Friday, March 12, 2010

Calvin - Chapter 3

Chapter 3: The Knowledge of God Has Been Naturally Implanted in the Minds of Men.

It is worth remembering that in Book 1 (where we will be all year), Calvin is speaking of knowledge of God as creator.* In Book 2, he moves on to knowledge of God the redeemer in Christ. So, as we read his words about knowledge of God, he is not yet talking about saving knowledge through Christ. When he speak of all men knowing God and who he is, he is referring to the knowledge of God that is evidenced through creation and the conscience of man.

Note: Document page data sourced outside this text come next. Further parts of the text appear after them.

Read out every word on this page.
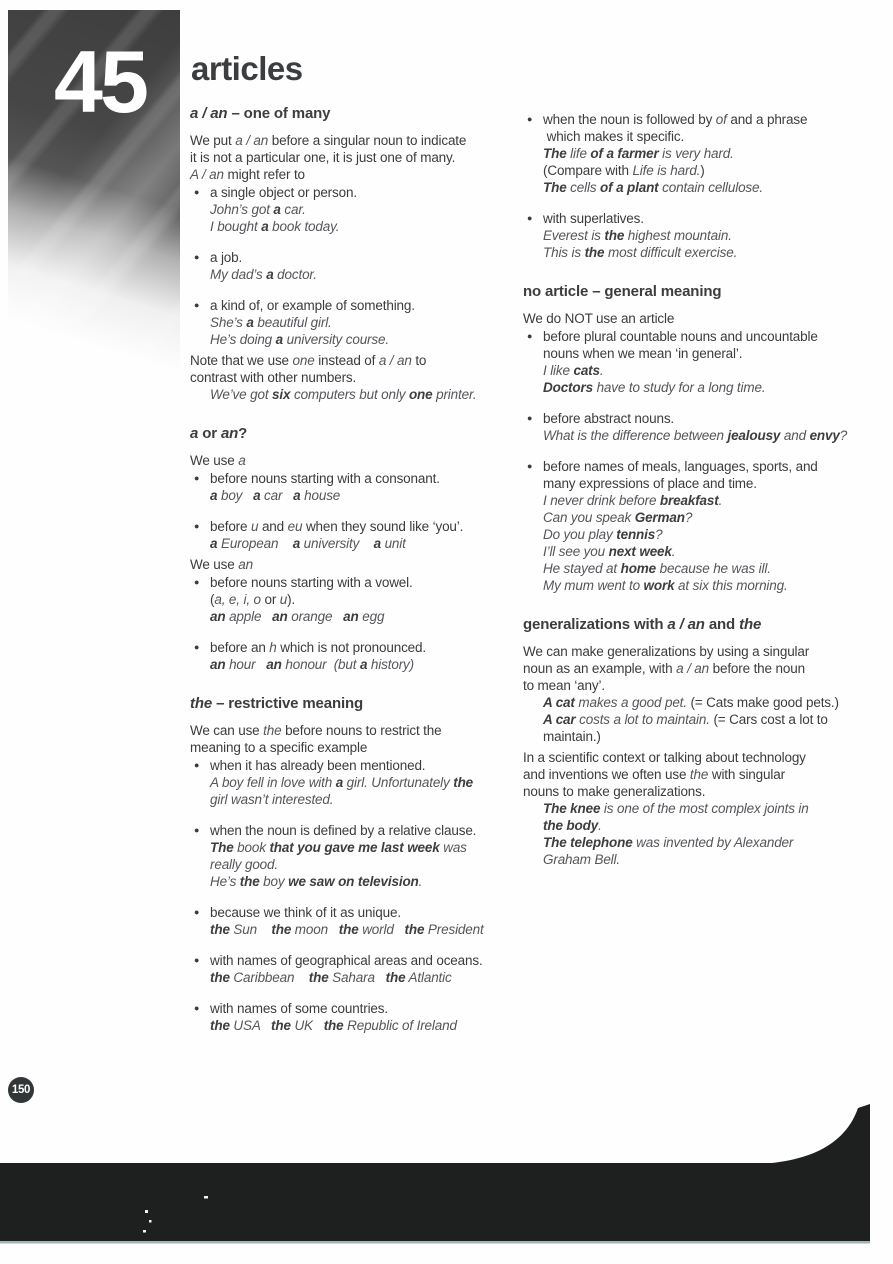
45 articles
a / an – one of many
We put a / an before a singular noun to indicate
it is not a particular one, it is just one of many.
A / an might refer to
● a single object or person.
John’s got a car.
I bought a book today.
● a job.
My dad’s a doctor.
● a kind of, or example of something.
She’s a beautiful girl.
He’s doing a university course.
Note that we use one instead of a / an to
contrast with other numbers.
We’ve got six computers but only one printer.
a or an?
We use a
● before nouns starting with a consonant.
a boy   a car   a house
● before u and eu when they sound like ‘you’.
a European    a university    a unit
We use an
● before nouns starting with a vowel.
(a, e, i, o or u).
an apple   an orange   an egg
● before an h which is not pronounced.
an hour   an honour  (but a history)
the – restrictive meaning
We can use the before nouns to restrict the
meaning to a specific example
● when it has already been mentioned.
A boy fell in love with a girl. Unfortunately the
girl wasn’t interested.
● when the noun is defined by a relative clause.
The book that you gave me last week was
really good.
He’s the boy we saw on television.
● because we think of it as unique.
the Sun    the moon   the world   the President
● with names of geographical areas and oceans.
the Caribbean    the Sahara   the Atlantic
● with names of some countries.
the USA   the UK   the Republic of Ireland
● when the noun is followed by of and a phrase
which makes it specific.
The life of a farmer is very hard.
(Compare with Life is hard.)
The cells of a plant contain cellulose.
● with superlatives.
Everest is the highest mountain.
This is the most difficult exercise.
no article – general meaning
We do NOT use an article
● before plural countable nouns and uncountable
nouns when we mean ‘in general’.
I like cats.
Doctors have to study for a long time.
● before abstract nouns.
What is the difference between jealousy and envy?
● before names of meals, languages, sports, and
many expressions of place and time.
I never drink before breakfast.
Can you speak German?
Do you play tennis?
I’ll see you next week.
He stayed at home because he was ill.
My mum went to work at six this morning.
generalizations with a / an and the
We can make generalizations by using a singular
noun as an example, with a / an before the noun
to mean ‘any’.
A cat makes a good pet. (= Cats make good pets.)
A car costs a lot to maintain. (= Cars cost a lot to
maintain.)
In a scientific context or talking about technology
and inventions we often use the with singular
nouns to make generalizations.
The knee is one of the most complex joints in
the body.
The telephone was invented by Alexander
Graham Bell.
150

In this chapter, he talks of how the knowledge of God is in the minds of men:
There is within the human mind, and indeed by natural instinct, an awareness of divinity... God himself has implanted in all men a certain understanding of his divine majesty. (Ch 3, pt 1, p43)
All peoples and civilisations have an idea of the divine, and even idolatry is proof of it - mankind are willing to worship objects of wood and stone to fulfill this knowledge.

Therefore, religion is not an invention:
it is utterly vain for some men to say that religion was invented by the subtlety and craft of a few to hold the simple folk in thrall by this device... (p44)
Even those who claim to be atheists cannot always fully sustain their own position. Like the friend who claims not to believe in God, but is happy for you to pray for him. The person who doesn't want to know God, but still asks you why He would let someone she loved die.

So, Calvin claims, actual godlessness is impossible.
Indeed, the perversity of the impious, who though they struggle furiously are unable to extricate themselves from the fear of God, is abundant testimony that this conviction, namely, that there is some God, is naturally inborn in all, and is fixed deep within, as it were in the very marrow. (p46)
Do we believe this? Do you assume a knowledge of God when you speak to un-believers? If we agree with Calvin, we can. For all the current ideas of post-modernism and the death of religion (which, as we see, is not so new if Calvin was writing about it!), generally people do have a sense of the divine. Someone (hopefully) is in control of the world. Someone made the ordered beauty we see in creation. People do search for meaning in life.

Perhaps we should let God as creator speak more clearly to his creation. Show people that innate longing for God felt by all mankind. Point out the knowledge of God that already resides in them.

And then, show them to the Christ who has saved them.